Whilst performing a shadow boxing routine in an army gym, Wisdom discovered he had a talent for entertainment,[10] and began to develop his skills as a musician and stage entertainer.[5] In 1940 aged 25, at a NAAFI entertainment night, during a dance routine, Wisdom stepped down from his position in the orchestra pit, and started shadow boxing. Hearing his colleagues and officers giggling, he broke into a duck waddle, followed by a series of facial expressions. He later described the reaction as: "They were in hysterics. All the officers were falling about laughing."[11]

Wisdom later said this was where he first patented his persona as "The Successful Failure".[11] Over the next few years, until he was demobilised in 1945, his routine included his characteristic singing and the trip-up-and-stumble. After Wisdom appeared at a charity concert at Cheltenham Town Hall on 31 August 1944,[12] actor Rex Harrison came backstage and urged him to become a professional entertainer.[13]

Comic entertainer

After being demobilised Wisdom worked as a private hire car driver. Having improved his diction in the army, he also took a job as a night telephone operator.[8]

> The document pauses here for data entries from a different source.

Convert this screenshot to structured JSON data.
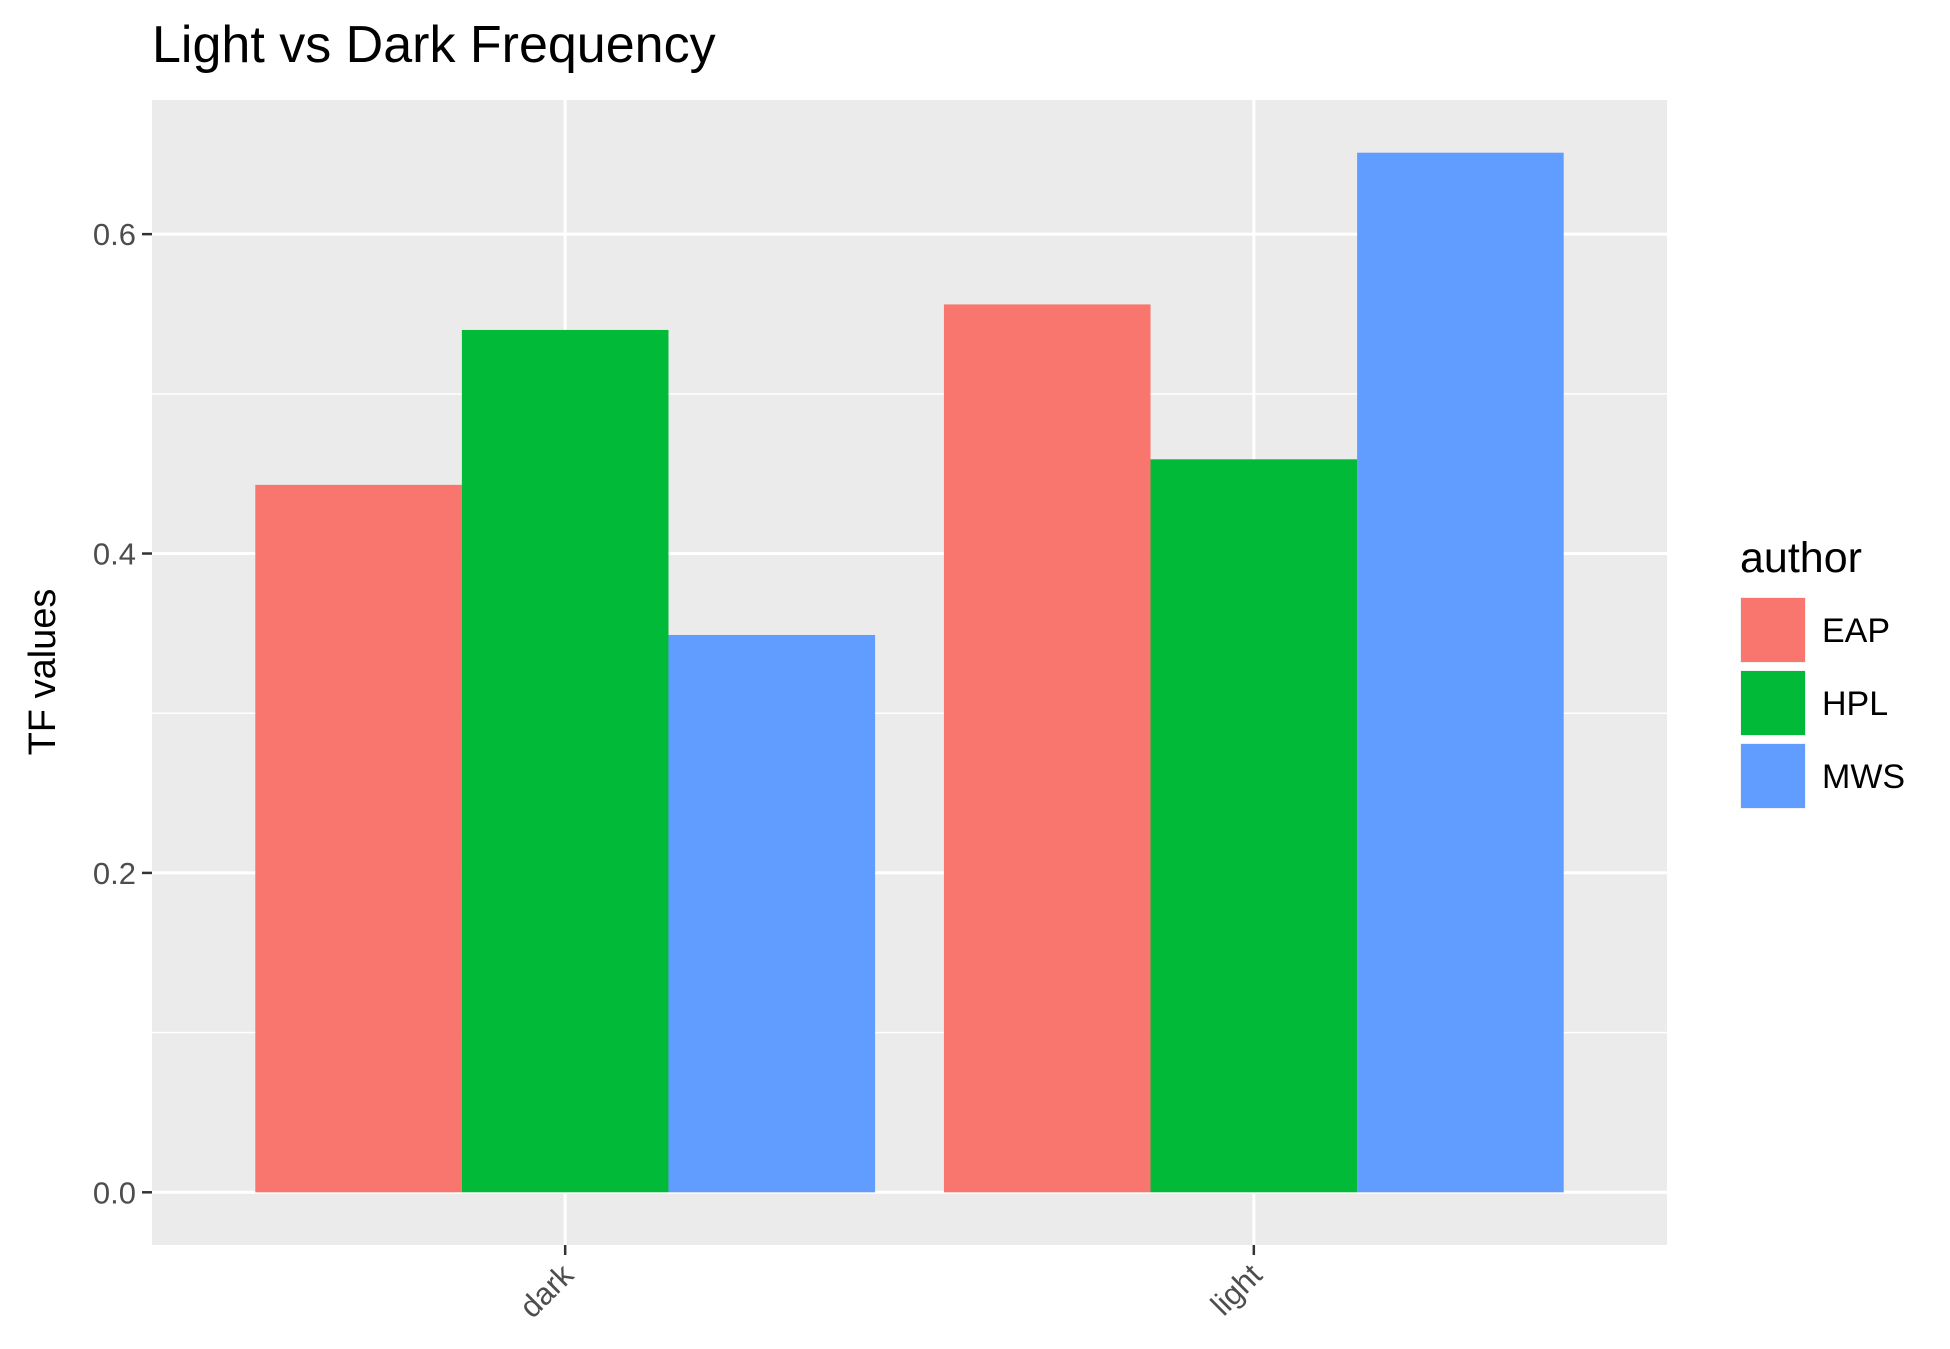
{
  "chart_data": {
    "type": "bar",
    "title": "Light vs Dark Frequency",
    "xlabel": "",
    "ylabel": "TF values",
    "categories": [
      "dark",
      "light"
    ],
    "series": [
      {
        "name": "EAP",
        "values": [
          0.443,
          0.556
        ],
        "color": "#F8766D"
      },
      {
        "name": "HPL",
        "values": [
          0.54,
          0.459
        ],
        "color": "#00BA38"
      },
      {
        "name": "MWS",
        "values": [
          0.349,
          0.651
        ],
        "color": "#619CFF"
      }
    ],
    "ylim": [
      -0.033,
      0.684
    ],
    "yticks": [
      0.0,
      0.2,
      0.4,
      0.6
    ],
    "ytick_labels": [
      "0.0",
      "0.2",
      "0.4",
      "0.6"
    ],
    "grid": true,
    "legend": {
      "title": "author",
      "position": "right"
    },
    "background": "#EBEBEB"
  }
}
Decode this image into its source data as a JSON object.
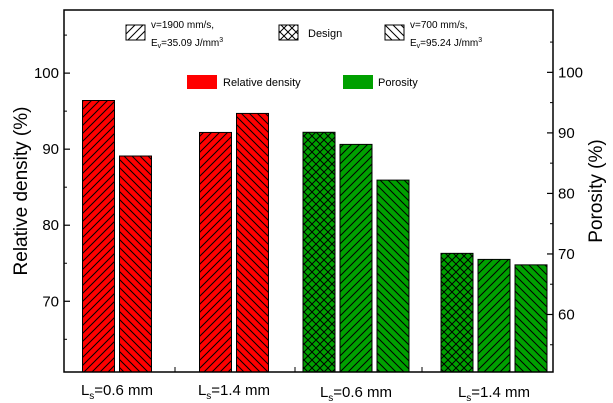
{
  "chart_data": {
    "type": "bar",
    "left_axis": {
      "label": "Relative density (%)",
      "ticks": [
        "70",
        "80",
        "90",
        "100"
      ],
      "ylim": [
        60.7,
        108.3
      ]
    },
    "right_axis": {
      "label": "Porosity (%)",
      "ticks": [
        "60",
        "70",
        "80",
        "90",
        "100"
      ],
      "ylim": [
        50.5,
        110.3
      ]
    },
    "x_labels": [
      {
        "main": "L",
        "sub": "s",
        "rest": "=0.6 mm"
      },
      {
        "main": "L",
        "sub": "s",
        "rest": "=1.4 mm"
      },
      {
        "main": "L",
        "sub": "s",
        "rest": "=0.6 mm"
      },
      {
        "main": "L",
        "sub": "s",
        "rest": "=1.4 mm"
      }
    ],
    "series": [
      {
        "name": "Relative density",
        "axis": "left",
        "color": "#ff0000",
        "bars": [
          {
            "group": 0,
            "value": 96.4,
            "pattern": "forward"
          },
          {
            "group": 0,
            "value": 89.1,
            "pattern": "back"
          },
          {
            "group": 1,
            "value": 92.2,
            "pattern": "forward"
          },
          {
            "group": 1,
            "value": 94.7,
            "pattern": "back"
          }
        ]
      },
      {
        "name": "Porosity",
        "axis": "right",
        "color": "#00a000",
        "bars": [
          {
            "group": 2,
            "value": 90.1,
            "pattern": "cross"
          },
          {
            "group": 2,
            "value": 88.1,
            "pattern": "forward"
          },
          {
            "group": 2,
            "value": 82.2,
            "pattern": "back"
          },
          {
            "group": 3,
            "value": 70.1,
            "pattern": "cross"
          },
          {
            "group": 3,
            "value": 69.1,
            "pattern": "forward"
          },
          {
            "group": 3,
            "value": 68.2,
            "pattern": "back"
          }
        ]
      }
    ],
    "legend": {
      "placement": "top",
      "patterns": [
        {
          "pattern": "forward",
          "line1": "v=1900 mm/s,",
          "line2_main": "E",
          "line2_sub": "v",
          "line2_rest": "=35.09 J/mm",
          "line2_sup": "3"
        },
        {
          "pattern": "cross",
          "line1": "Design"
        },
        {
          "pattern": "back",
          "line1": "v=700 mm/s,",
          "line2_main": "E",
          "line2_sub": "v",
          "line2_rest": "=95.24 J/mm",
          "line2_sup": "3"
        }
      ],
      "colors": [
        {
          "label": "Relative density",
          "color": "#ff0000"
        },
        {
          "label": "Porosity",
          "color": "#00a000"
        }
      ]
    }
  }
}
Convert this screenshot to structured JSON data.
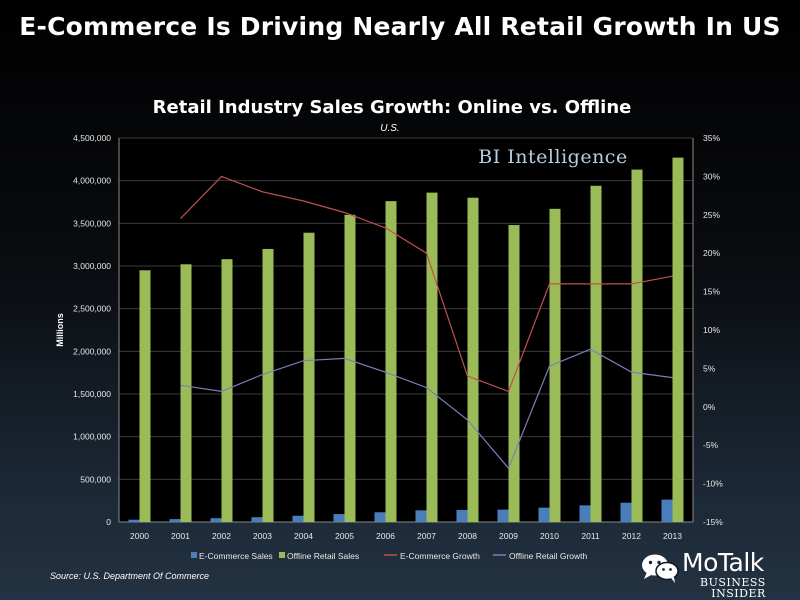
{
  "header": {
    "title": "E-Commerce Is Driving Nearly All Retail Growth In US"
  },
  "chart_data": {
    "type": "bar",
    "title": "Retail Industry Sales Growth: Online vs. Offline",
    "subtitle": "U.S.",
    "watermark": "BI Intelligence",
    "ylabel": "Millions",
    "categories": [
      "2000",
      "2001",
      "2002",
      "2003",
      "2004",
      "2005",
      "2006",
      "2007",
      "2008",
      "2009",
      "2010",
      "2011",
      "2012",
      "2013"
    ],
    "ylim": [
      0,
      4500000
    ],
    "y2lim": [
      -15,
      35
    ],
    "y_ticks": [
      "0",
      "500,000",
      "1,000,000",
      "1,500,000",
      "2,000,000",
      "2,500,000",
      "3,000,000",
      "3,500,000",
      "4,000,000",
      "4,500,000"
    ],
    "y2_ticks": [
      "-15%",
      "-10%",
      "-5%",
      "0%",
      "5%",
      "10%",
      "15%",
      "20%",
      "25%",
      "30%",
      "35%"
    ],
    "series": [
      {
        "name": "E-Commerce Sales",
        "kind": "bar",
        "axis": "left",
        "color": "#4a7ebb",
        "values": [
          27000,
          34000,
          45000,
          56000,
          73000,
          93000,
          114000,
          137000,
          142000,
          145000,
          168000,
          195000,
          226000,
          262000
        ]
      },
      {
        "name": "Offline Retail Sales",
        "kind": "bar",
        "axis": "left",
        "color": "#9bbb59",
        "values": [
          2950000,
          3020000,
          3080000,
          3200000,
          3390000,
          3600000,
          3760000,
          3860000,
          3800000,
          3480000,
          3670000,
          3940000,
          4130000,
          4270000
        ]
      },
      {
        "name": "E-Commerce Growth",
        "kind": "line",
        "axis": "right",
        "color": "#c0504d",
        "values": [
          null,
          24.5,
          30,
          28,
          26.8,
          25.3,
          23.3,
          20,
          4,
          2,
          16,
          16,
          16,
          17
        ]
      },
      {
        "name": "Offline Retail Growth",
        "kind": "line",
        "axis": "right",
        "color": "#7b7fb8",
        "values": [
          null,
          2.8,
          2,
          4.2,
          6,
          6.3,
          4.5,
          2.5,
          -1.7,
          -8,
          5.3,
          7.5,
          4.5,
          3.8
        ]
      }
    ],
    "legend_position": "bottom"
  },
  "footer": {
    "source": "Source: U.S. Department Of Commerce",
    "logo_brand": "MoTalk",
    "logo_line1": "BUSINESS",
    "logo_line2": "INSIDER"
  },
  "colors": {
    "background": "#0a0c10",
    "text": "#ffffff",
    "grid": "#3a3a3a"
  }
}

Wisdom made his debut as a professional entertainer at the age of 31 still calling himself "The Successful Failure". In the anonymity of small suburban music halls he built an act out of his shyness, his ability to fall and his multi-instrumental music skills and singing talent where the theatre band constantly changed key and he could never keep up until pulling out his virtuosity and beating them at their own game. One outstanding review in August 1946 read, "An unusual and most versatile comedian, Norman Wisdom, contributes two remarkable turns. He is an accomplished pianist, a pleasing singer, a talented instrumentalist, a clever mimer, and withal, a true humorist.".[14] His rise to the top was relatively fast. A very successful run at the London Casino in April 1948,[15] led to a summer season in "Out of the Blue" in Scarborough. Magician David Nixon was also part of the cast and the two worked together so well that they went on to continue the act on other variety stages starting at the London Casino in September 1948.[16] Christmas 1948 saw him in the pantomime "Robinson Crusoe" at Birmingham's Alexandra Theatre.[17] Wisdom had already adopted the costume that would remain his trademark: tweed flat cap askew, with peak turned up; a suit at least two sizes too tight; a crumpled collar and a mangled tie. The character that went with this costume — known as the Gump — was to dominate Wisdom's film career. A West End theatre star within two years, he honed his act into a star turn mainly between theatres in London and Brighton:[11]

I spent virtually all of those years on the road. You could keep incredibly busy just performing in pantomimes and revues. There was a whole generation of performers who learned everything on the stage.

Wisdom made his TV debut in 1948 and was soon commanding enormous audiences and had a small film role in A Date with a Dream released in the same year.